In November 2024, the High Court of Justice issued a worldwide ruling that sets up an “international legal clash.” The Court issued an injunction prohibiting Protopapas from acting or purporting to act as a receiver for Cape. The Court found that Protopapas “has purported to make admissions, and to run a positive case, which is positively damaging to the legitimate interests of the company over whose assets he has been appointed, despite the fact that one of his obligations is to act in its proper interests.” For instance, the Court said that Protopapas has made admissions as Cape’s representative that “would make it much easier for plaintiff lawyers to win cases against Cape, the company Protopapas is supposed to be defending.”
The British court said that Protopapas had committed the tort of acting as an “imposter” for causing or potentially causing loss in South Carolina while purporting to act as agent of Cape without authority recognized in English law. The High Court of Justice noted that a British court in a landmark prior case, Adams v. Cape Industries (1990), specifically rejected arguments that Cape is subject to the jurisdiction of the courts in South Carolina – “meaning Protopapas is actually making legal arguments the company he purports to represent already defeated in court.”
The High Court also noted the “aggressive propensities” employed by Protopapas, saying his conduct “looks intimidatory.” For instance, the Court explained how Protopapas threatened to sue solicitors for Cape, forcing them to withdraw from the case. The Court said, “To English eyes at least, to commence proceedings against solicitors who bona fide advance a case on behalf of their client on the basis that it is ‘extortion’ is, to put it mildly, completely misplaced.” The Court added that Protopapas’ “ultimatum that the solicitors withdraw a letter sent on behalf of a client, or face being sued personally, makes a demand that the solicitors could not properly comply with because of their duties to their clients. It is surprising that a lawyer (which Mr. Protopapas is) would not appreciate that.” The Court also noted that Protopapas used aggressive discovery demands to pressure a former federal judge from the Fourth Circuit Court of Appeals to abandon expert opinions he offered on Cape’s behalf regarding the powers of a receiver under South Carolina law.
Similarly, Judge Toal appointed a receiver for Asbestos Corporation Ltd. (ACL), a Canadian company that still has active management and assets.
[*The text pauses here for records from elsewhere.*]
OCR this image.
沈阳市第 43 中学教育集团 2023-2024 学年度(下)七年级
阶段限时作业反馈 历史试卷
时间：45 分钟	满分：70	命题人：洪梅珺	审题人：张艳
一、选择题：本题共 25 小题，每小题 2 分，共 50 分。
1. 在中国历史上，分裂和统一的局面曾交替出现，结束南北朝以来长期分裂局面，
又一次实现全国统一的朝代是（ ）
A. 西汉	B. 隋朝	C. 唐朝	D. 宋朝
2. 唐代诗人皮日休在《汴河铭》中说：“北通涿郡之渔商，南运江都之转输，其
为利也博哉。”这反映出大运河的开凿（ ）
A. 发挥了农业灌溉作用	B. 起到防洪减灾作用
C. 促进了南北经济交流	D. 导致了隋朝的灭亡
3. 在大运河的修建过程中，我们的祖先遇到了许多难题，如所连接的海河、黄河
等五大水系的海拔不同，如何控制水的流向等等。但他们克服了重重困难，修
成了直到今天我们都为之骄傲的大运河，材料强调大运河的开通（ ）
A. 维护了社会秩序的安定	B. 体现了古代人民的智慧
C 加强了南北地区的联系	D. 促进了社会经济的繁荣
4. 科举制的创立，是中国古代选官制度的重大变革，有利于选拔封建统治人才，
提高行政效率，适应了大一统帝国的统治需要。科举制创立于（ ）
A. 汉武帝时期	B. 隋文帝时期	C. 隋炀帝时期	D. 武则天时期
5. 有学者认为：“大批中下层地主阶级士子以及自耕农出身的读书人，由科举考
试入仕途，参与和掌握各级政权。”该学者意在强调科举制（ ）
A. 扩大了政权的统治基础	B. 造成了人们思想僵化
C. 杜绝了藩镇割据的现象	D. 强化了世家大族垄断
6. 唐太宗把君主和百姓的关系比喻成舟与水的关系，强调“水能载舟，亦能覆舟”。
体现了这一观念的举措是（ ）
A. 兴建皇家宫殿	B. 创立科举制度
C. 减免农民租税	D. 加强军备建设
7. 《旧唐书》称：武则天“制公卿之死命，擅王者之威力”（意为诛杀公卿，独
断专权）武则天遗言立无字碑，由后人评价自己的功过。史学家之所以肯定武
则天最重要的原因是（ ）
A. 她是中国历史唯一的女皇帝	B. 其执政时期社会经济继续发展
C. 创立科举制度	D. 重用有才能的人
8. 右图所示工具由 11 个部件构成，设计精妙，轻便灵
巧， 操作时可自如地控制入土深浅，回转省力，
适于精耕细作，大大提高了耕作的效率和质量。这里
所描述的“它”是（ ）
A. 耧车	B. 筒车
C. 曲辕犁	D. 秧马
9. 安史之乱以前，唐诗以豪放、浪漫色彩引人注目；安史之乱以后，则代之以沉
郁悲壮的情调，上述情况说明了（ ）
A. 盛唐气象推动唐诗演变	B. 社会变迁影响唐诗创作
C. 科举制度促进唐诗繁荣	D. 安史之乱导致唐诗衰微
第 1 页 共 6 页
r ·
The appointment of a receiver for ACL was made as a discovery sanction even though ACL claimed it was unable to respond to the requested discovery pursuant to Canadian law. Very recently, certain insurers filed a petition for writ of prohibition in the South Carolina Supreme Court asking the court to void the appointment of a receiver in ACL and prohibit the receiver from taking any action on behalf of ACL.